Experts closer to identifying airman

Associated Press

A military laboratory scientist said forensic experts trying to identify the recently discovered frozen remains of a World War II airman have narrowed down the possibilities to four.

Dr. Robert Mann told CNN in an interview yesterday that analysts have singled out the plane the airman was aboard when it crashed in California some 60 years ago. Records show there were four crewmen aboard that plane.

The Joint POW-MIA Accounting Command had earlier been looking at 10 possibilities for the identity of the serviceman, whose body was found Oct. 16 jutting out of solid ice atop a mountain in a national park.

Mann said the airman was a Caucasian male in his 20s and was 5-feet-9 to 6-feet-2 tall. He said the man suffered massive trauma when the plane crashed.

Mann said he believes the lab will be able to identify the airman in a few weeks to a few months.

But he said it would not be as easy as matching DNA from the airman with relatives of the missing four crew members. There is a possibility that the pool of missing aircraft, and thus missing crew, may be larger than what analysts have concluded, he said.

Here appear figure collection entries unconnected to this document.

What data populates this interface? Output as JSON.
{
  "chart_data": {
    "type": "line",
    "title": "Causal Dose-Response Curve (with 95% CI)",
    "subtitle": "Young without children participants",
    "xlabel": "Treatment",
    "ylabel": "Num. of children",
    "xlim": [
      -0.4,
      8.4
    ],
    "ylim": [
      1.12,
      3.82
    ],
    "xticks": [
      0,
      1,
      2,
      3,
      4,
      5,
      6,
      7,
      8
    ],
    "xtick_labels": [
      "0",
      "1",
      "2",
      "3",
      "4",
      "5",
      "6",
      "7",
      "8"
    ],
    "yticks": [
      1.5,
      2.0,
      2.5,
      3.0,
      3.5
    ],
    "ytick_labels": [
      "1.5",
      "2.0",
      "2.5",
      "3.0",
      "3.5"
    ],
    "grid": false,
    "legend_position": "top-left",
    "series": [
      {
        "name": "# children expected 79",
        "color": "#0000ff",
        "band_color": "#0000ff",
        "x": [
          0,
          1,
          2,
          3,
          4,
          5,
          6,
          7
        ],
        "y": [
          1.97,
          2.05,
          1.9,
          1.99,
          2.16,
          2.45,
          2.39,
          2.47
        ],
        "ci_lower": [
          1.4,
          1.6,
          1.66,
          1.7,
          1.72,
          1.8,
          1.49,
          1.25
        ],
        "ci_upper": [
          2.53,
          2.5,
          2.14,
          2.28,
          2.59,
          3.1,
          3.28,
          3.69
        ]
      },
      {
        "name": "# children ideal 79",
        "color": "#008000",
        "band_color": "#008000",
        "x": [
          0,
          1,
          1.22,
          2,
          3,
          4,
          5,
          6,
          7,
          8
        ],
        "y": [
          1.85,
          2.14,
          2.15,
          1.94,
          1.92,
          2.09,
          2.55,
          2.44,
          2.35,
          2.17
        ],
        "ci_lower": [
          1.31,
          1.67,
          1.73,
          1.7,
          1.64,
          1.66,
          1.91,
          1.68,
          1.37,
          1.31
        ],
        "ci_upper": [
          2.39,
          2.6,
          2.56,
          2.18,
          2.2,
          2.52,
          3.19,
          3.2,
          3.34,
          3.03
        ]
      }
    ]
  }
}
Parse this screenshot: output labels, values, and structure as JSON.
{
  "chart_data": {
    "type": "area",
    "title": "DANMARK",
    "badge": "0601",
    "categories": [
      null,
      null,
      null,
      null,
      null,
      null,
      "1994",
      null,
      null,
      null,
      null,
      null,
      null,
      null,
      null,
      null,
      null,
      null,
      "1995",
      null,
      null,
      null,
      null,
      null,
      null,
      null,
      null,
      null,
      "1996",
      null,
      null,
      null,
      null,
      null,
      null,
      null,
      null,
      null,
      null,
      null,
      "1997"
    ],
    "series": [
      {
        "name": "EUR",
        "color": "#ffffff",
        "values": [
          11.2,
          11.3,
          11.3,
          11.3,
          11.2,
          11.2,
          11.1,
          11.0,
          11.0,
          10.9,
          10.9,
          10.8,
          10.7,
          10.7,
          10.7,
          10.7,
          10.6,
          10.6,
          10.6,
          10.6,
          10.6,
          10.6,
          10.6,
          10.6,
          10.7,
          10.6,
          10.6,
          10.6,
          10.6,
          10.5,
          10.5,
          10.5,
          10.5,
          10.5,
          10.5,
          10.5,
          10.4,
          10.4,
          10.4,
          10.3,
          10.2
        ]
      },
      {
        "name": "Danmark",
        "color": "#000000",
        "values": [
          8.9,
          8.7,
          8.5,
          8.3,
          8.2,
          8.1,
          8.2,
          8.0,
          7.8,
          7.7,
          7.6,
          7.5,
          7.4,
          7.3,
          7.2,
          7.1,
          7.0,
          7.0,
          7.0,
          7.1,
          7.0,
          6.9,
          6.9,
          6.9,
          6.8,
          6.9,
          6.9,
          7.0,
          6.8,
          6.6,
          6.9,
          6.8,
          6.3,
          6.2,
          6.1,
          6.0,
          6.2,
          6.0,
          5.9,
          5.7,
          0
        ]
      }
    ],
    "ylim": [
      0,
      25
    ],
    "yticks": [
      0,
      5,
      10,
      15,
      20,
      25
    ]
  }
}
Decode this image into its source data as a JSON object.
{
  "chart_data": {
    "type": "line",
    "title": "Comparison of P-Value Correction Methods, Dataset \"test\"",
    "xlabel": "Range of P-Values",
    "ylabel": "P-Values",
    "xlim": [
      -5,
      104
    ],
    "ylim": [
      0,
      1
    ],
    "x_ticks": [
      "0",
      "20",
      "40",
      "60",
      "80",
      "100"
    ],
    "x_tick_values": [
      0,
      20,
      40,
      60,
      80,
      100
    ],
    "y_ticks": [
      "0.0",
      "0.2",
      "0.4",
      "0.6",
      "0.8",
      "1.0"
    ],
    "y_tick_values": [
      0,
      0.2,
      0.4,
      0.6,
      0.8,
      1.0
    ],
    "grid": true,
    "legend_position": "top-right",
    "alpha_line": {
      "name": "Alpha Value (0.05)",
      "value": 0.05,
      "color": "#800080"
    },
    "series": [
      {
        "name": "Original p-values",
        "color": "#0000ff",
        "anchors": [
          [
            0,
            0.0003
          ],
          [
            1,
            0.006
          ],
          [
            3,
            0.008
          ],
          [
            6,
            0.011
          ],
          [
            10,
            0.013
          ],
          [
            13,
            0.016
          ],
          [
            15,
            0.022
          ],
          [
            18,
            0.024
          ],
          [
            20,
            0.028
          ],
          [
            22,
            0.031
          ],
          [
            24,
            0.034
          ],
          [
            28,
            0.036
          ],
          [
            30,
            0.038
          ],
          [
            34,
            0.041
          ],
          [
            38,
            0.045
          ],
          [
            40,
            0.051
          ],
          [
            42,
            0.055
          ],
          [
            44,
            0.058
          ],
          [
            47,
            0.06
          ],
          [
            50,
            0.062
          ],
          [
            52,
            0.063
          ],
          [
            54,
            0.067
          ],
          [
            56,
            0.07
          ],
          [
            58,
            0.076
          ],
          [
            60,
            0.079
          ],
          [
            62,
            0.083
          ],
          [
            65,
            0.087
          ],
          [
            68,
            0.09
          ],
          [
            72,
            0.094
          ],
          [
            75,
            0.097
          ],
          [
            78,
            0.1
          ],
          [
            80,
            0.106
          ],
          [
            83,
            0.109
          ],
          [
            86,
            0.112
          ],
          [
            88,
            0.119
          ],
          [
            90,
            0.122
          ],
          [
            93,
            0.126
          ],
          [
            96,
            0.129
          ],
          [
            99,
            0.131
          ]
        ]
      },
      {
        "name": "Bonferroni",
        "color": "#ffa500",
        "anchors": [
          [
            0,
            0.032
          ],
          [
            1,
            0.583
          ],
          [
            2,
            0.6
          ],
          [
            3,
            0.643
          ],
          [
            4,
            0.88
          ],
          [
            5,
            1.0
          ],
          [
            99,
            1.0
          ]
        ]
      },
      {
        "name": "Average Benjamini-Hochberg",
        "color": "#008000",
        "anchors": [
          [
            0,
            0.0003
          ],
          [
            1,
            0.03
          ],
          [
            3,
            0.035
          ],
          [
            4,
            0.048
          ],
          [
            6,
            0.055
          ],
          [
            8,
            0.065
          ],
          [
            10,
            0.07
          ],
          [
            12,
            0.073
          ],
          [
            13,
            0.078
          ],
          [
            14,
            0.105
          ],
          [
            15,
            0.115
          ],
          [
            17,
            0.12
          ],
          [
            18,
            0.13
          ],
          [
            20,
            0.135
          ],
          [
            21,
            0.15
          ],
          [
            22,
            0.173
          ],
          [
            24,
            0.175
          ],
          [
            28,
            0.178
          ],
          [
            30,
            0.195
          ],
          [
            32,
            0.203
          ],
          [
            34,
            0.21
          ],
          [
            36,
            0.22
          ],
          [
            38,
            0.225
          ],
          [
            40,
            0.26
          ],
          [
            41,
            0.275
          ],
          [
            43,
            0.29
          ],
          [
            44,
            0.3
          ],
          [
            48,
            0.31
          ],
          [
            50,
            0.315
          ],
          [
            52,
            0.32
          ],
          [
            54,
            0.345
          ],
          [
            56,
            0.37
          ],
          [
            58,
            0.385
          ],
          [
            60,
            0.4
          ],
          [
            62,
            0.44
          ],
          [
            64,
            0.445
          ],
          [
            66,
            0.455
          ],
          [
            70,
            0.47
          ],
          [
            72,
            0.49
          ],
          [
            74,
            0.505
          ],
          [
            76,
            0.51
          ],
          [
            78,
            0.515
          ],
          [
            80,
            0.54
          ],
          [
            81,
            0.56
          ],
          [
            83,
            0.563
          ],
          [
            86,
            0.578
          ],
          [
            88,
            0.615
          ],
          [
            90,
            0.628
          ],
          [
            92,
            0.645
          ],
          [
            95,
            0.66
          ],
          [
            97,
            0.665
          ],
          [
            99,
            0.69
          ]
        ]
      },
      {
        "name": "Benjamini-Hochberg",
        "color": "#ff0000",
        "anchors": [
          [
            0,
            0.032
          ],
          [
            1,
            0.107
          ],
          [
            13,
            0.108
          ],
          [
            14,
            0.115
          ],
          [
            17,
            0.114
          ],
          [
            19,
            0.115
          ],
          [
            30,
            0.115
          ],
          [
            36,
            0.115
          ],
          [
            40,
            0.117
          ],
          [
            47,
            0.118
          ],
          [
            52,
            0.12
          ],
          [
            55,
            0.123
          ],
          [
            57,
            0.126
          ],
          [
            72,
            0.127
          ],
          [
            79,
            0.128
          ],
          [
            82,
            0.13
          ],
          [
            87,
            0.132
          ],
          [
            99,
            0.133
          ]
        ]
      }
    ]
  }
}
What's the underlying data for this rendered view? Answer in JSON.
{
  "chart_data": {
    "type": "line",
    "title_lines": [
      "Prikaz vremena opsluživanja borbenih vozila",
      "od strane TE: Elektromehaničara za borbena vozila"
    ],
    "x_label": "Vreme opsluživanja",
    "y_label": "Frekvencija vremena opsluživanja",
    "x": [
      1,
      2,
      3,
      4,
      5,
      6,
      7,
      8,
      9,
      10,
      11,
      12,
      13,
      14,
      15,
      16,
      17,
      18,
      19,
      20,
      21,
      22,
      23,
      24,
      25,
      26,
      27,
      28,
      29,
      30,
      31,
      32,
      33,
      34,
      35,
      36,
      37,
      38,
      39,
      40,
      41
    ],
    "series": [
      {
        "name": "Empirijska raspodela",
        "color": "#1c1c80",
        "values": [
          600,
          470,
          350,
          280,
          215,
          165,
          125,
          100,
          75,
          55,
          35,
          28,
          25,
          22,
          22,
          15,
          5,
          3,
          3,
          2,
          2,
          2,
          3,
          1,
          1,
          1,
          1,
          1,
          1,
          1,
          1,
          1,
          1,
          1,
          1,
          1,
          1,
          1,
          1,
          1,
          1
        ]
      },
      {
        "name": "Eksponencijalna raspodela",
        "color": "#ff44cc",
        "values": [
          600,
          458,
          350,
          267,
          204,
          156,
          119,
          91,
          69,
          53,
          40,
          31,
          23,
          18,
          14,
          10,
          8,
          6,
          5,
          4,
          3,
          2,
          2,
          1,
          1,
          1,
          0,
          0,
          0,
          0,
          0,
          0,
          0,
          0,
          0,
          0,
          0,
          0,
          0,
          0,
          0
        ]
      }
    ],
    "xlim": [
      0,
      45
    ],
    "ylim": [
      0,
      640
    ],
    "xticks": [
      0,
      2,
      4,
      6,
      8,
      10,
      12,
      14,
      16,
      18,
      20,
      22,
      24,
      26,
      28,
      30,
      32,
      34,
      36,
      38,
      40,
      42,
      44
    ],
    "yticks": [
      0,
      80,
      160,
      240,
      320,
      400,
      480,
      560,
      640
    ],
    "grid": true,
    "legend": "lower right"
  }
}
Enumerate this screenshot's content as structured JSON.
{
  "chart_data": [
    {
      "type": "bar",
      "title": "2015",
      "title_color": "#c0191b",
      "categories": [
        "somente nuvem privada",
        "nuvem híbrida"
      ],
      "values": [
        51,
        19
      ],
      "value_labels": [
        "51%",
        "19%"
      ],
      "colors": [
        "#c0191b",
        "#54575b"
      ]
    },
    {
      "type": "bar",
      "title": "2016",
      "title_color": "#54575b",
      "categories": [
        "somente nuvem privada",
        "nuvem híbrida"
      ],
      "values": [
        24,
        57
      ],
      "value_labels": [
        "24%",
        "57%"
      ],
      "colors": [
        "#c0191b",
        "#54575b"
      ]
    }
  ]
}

"We don't want to just look at the material evidence we have and immediately jump to the conclusion that this is a certain individual. What we want to do is have the evidence speak for itself," Mann said.

Two forensic anthropologists and a dentist at Hickam Air Force Base have been examining the airman's body, teeth and clothing.

The joint command, which operates the largest anthropological laboratory in the world, has identified more than 1,200 servicemen dating to World War I.

It usually works with skeletal remains but has received well-preserved frozen bodies in the past, such as airmen who were found in a Tibet glacier in 1993.